Why is it hard to get the user experience “right”?
We all want to design products or services that are useful and enjoyable to use. No one wakes up one day and says “I want people to buy my product/service, and I want them to feel miserable using it!“.
One of the main problems you face as a user experience designer is that you are the designer and not your user. Even if you happen to be a potential user, you still don’t represent all your users, and it’s crucial to go out and ask your users what their needs are, and how they work to try to meet their needs, so you can design a system effectively for them.
One other reason UX is challenging is that most of the time you’re dealing with software. You have to design an interaction between an organic being and a computer.
Humans think very differently than computers. As a UX Designer, your job might also be a balancing act between translating what works, what’s easy to do with a computer, and what makes sense, all of which are very challenging to do.
Another problem with using software is that it’s so easy to add new features. You end up finding many products adding features and getting bloated to the point that they are no longer useful. Part of user experience is to ensure we focus on what is critical to add for our users.
It’s easy to get these things wrong the first time, and, you’ll rarely if ever, get things perfect on the first go. Part of the UX process is iterative design and prototyping.
As a UX designer, your process should be iterative.
You begin with researching your user needs and try to prototype solutions to very quickly test and observe them. You do this to try and fail fast and learn from your mistakes.
We apply user-centred research and design to iterate back and forth in a cycle. You observe you reflect, then you make, and loopback to “observe” all over again. The earlier you involve your users, the sooner you’ll get to hit the mark.
It helps to have an understanding of human nature. You don’t need to be a psychologist, but it’s beneficial to understand how people work and what helps them accomplish their goals.
Why do we do all these things?
We do them to apply common sense. Unfortunately, common sense isn’t easy to achieve. You need to go through an iterative process that uses user-centred research to inform you about human behaviour, your users, and your design process.
Your common sense is only your common sense and does not reflect the ‘general’ conception of common sense.
Final Thoughts
User experience is a vast field that attempts to create meaningful solutions for real problems. I do think there is a common misconception that User Experience only exists in the digital world, but the reality is, user experience is everywhere.
Think about a building you last visited.
How did that building make you feel? Were you quiet and formal? Or where you more at ease? Did the space make you feel free to wander around, or did it restrict you to a specific area?
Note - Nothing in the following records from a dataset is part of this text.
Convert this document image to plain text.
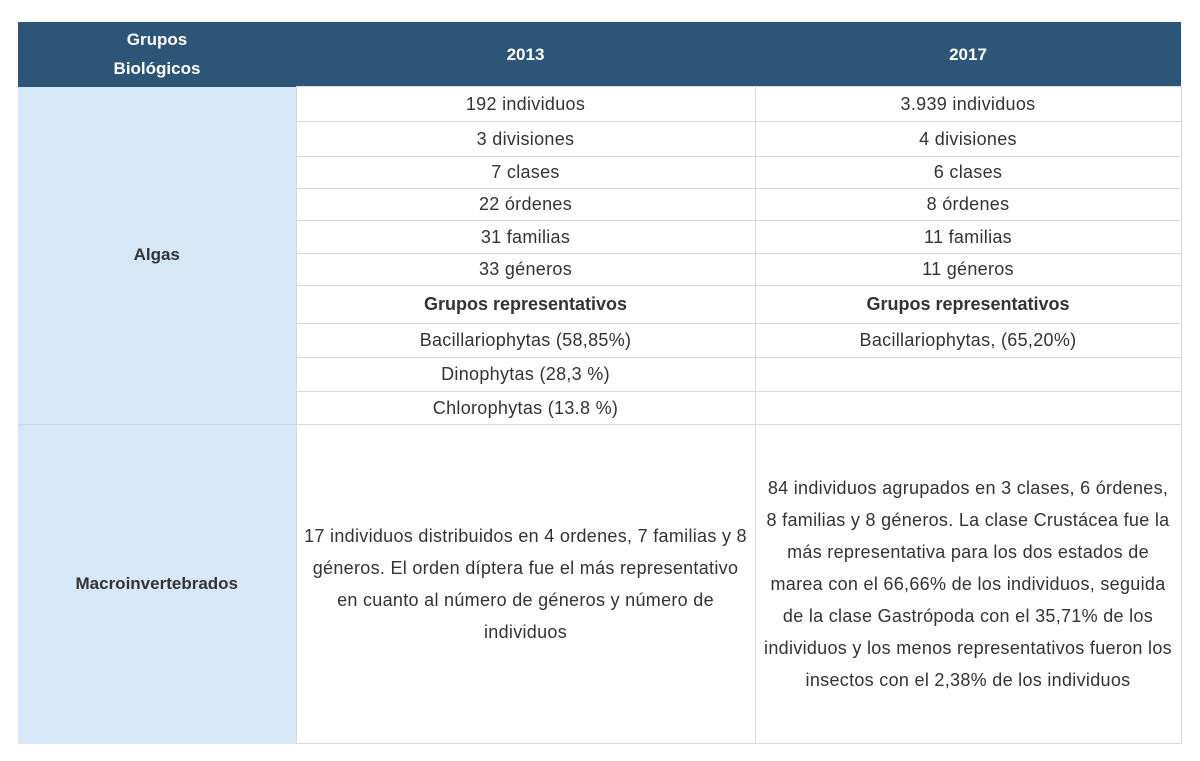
Grupos
Biológicos	2013	2017
Algas	192 individuos	3.939 individuos
	3 divisiones	4 divisiones
	7 clases	6 clases
	22 órdenes	8 órdenes
	31 familias	11 familias
	33 géneros	11 géneros
	Grupos representativos	Grupos representativos
	Bacillariophytas (58,85%)	Bacillariophytas, (65,20%)
	Dinophytas (28,3 %)	
	Chlorophytas (13.8 %)	
Macroinvertebrados	17 individuos distribuidos en 4 ordenes, 7 familias y 8 géneros. El orden díptera fue el más representativo en cuanto al número de géneros y número de individuos	84 individuos agrupados en 3 clases, 6 órdenes, 8 familias y 8 géneros. La clase Crustácea fue la más representativa para los dos estados de marea con el 66,66% de los individuos, seguida de la clase Gastrópoda con el 35,71% de los individuos y los menos representativos fueron los insectos con el 2,38% de los individuos
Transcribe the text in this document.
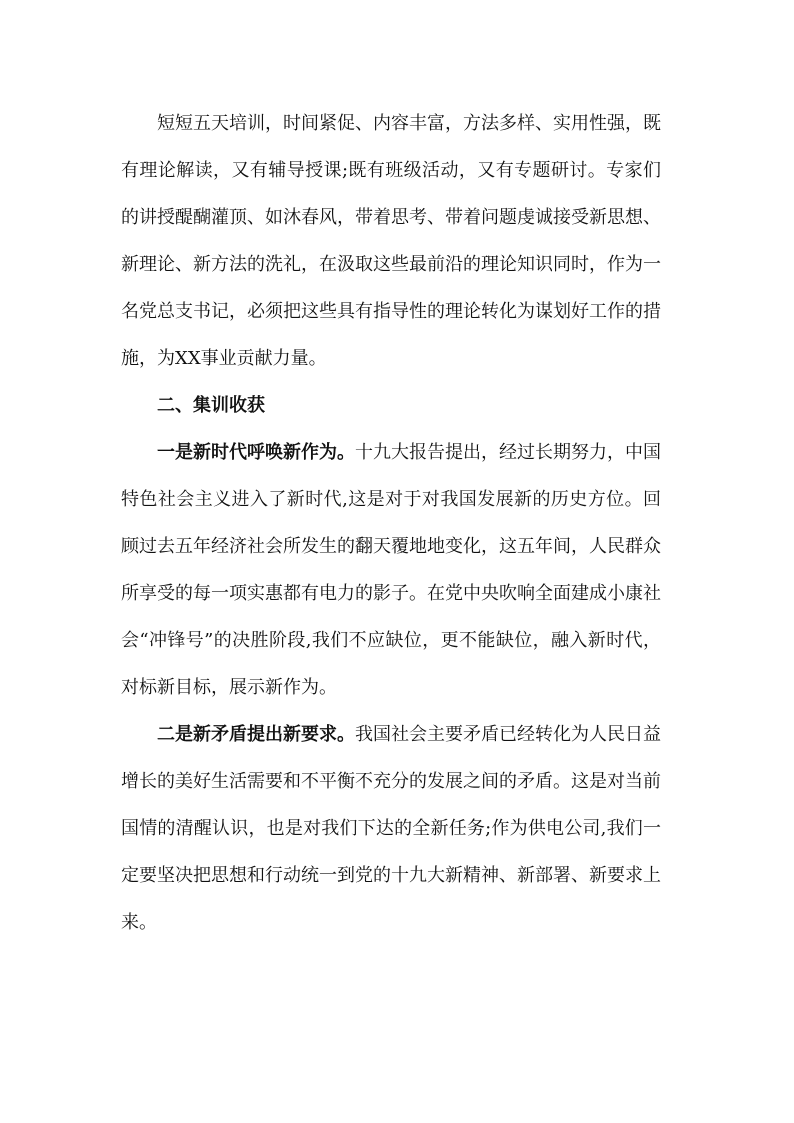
短短五天培训，时间紧促、内容丰富，方法多样、实用性强，既有理论解读，又有辅导授课;既有班级活动，又有专题研讨。专家们的讲授醍醐灌顶、如沐春风，带着思考、带着问题虔诚接受新思想、新理论、新方法的洗礼，在汲取这些最前沿的理论知识同时，作为一名党总支书记，必须把这些具有指导性的理论转化为谋划好工作的措施，为XX事业贡献力量。

二、集训收获

一是新时代呼唤新作为。十九大报告提出，经过长期努力，中国特色社会主义进入了新时代,这是对于对我国发展新的历史方位。回顾过去五年经济社会所发生的翻天覆地地变化，这五年间，人民群众所享受的每一项实惠都有电力的影子。在党中央吹响全面建成小康社会“冲锋号”的决胜阶段,我们不应缺位，更不能缺位，融入新时代，对标新目标，展示新作为。

二是新矛盾提出新要求。我国社会主要矛盾已经转化为人民日益增长的美好生活需要和不平衡不充分的发展之间的矛盾。这是对当前国情的清醒认识，也是对我们下达的全新任务;作为供电公司,我们一定要坚决把思想和行动统一到党的十九大新精神、新部署、新要求上来。
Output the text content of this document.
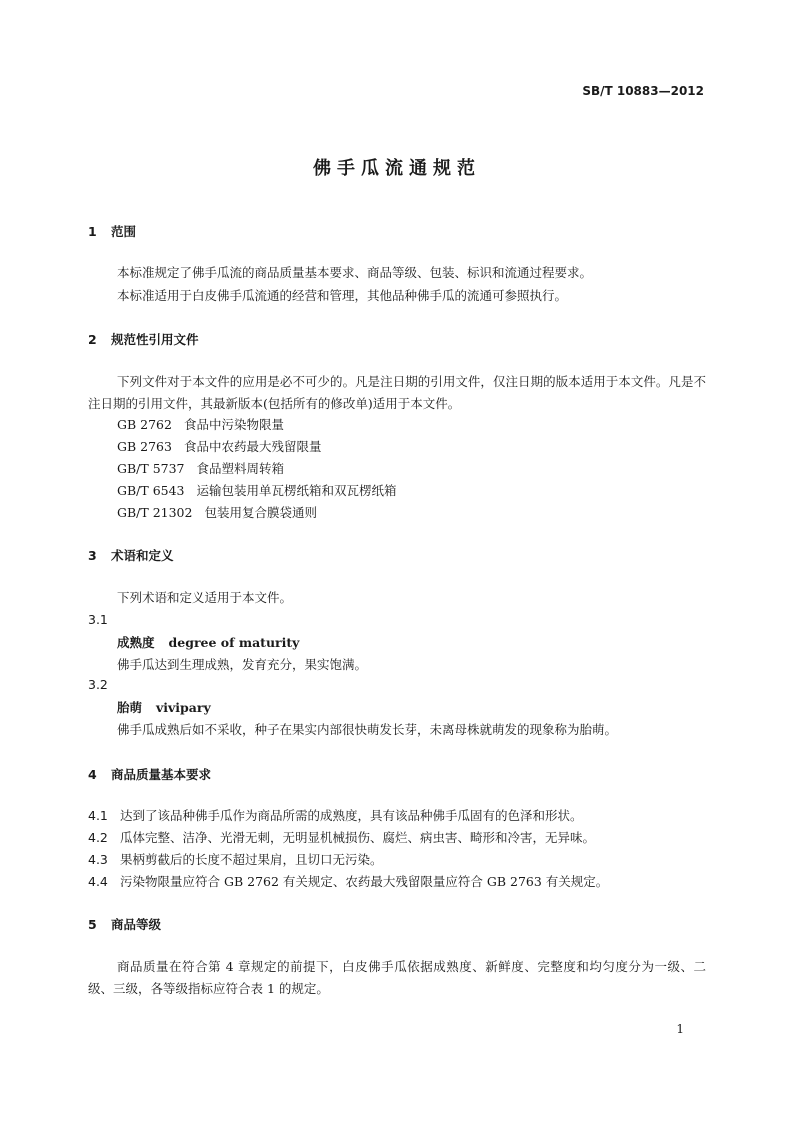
SB/T 10883—2012
佛手瓜流通规范
1 范围
本标准规定了佛手瓜流的商品质量基本要求、商品等级、包装、标识和流通过程要求。
本标准适用于白皮佛手瓜流通的经营和管理，其他品种佛手瓜的流通可参照执行。
2 规范性引用文件
下列文件对于本文件的应用是必不可少的。凡是注日期的引用文件，仅注日期的版本适用于本文件。凡是不注日期的引用文件，其最新版本(包括所有的修改单)适用于本文件。
GB 2762 食品中污染物限量
GB 2763 食品中农药最大残留限量
GB/T 5737 食品塑料周转箱
GB/T 6543 运输包装用单瓦楞纸箱和双瓦楞纸箱
GB/T 21302 包装用复合膜袋通则
3 术语和定义
下列术语和定义适用于本文件。
3.1
成熟度 degree of maturity
佛手瓜达到生理成熟，发育充分，果实饱满。
3.2
胎萌 vivipary
佛手瓜成熟后如不采收，种子在果实内部很快萌发长芽，未离母株就萌发的现象称为胎萌。
4 商品质量基本要求
4.1 达到了该品种佛手瓜作为商品所需的成熟度，具有该品种佛手瓜固有的色泽和形状。
4.2 瓜体完整、洁净、光滑无刺，无明显机械损伤、腐烂、病虫害、畸形和冷害，无异味。
4.3 果柄剪截后的长度不超过果肩，且切口无污染。
4.4 污染物限量应符合 GB 2762 有关规定、农药最大残留限量应符合 GB 2763 有关规定。
5 商品等级
商品质量在符合第 4 章规定的前提下，白皮佛手瓜依据成熟度、新鲜度、完整度和均匀度分为一级、二级、三级，各等级指标应符合表 1 的规定。
1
In a future post, I’ll explore the similarities between user experience and architecture to explain how experience design is not limited solely to human-computer interaction but is far more expansive than that. I do not, however, mean to suggest that architecture and user experience are interchangeable. The methodologies are similar, but they both require specific sets of knowledge. I will say that the barrier to entry from one spectrum to the other isn’t all that high, and is limited to easily acquirable knowledge (if we were to ignore the legal barriers towards becoming an architect).
I do not mean to suggest that Human-Computer Interaction does not play a crucial role in UX design. HCI is perhaps the most ‘important’ factor UX Designers need to consider. We must also be ready to adapt to the new world of the Internet of Things and “Mixed Reality” where our interactions are no longer limited to screens, but rather involve very different experiences.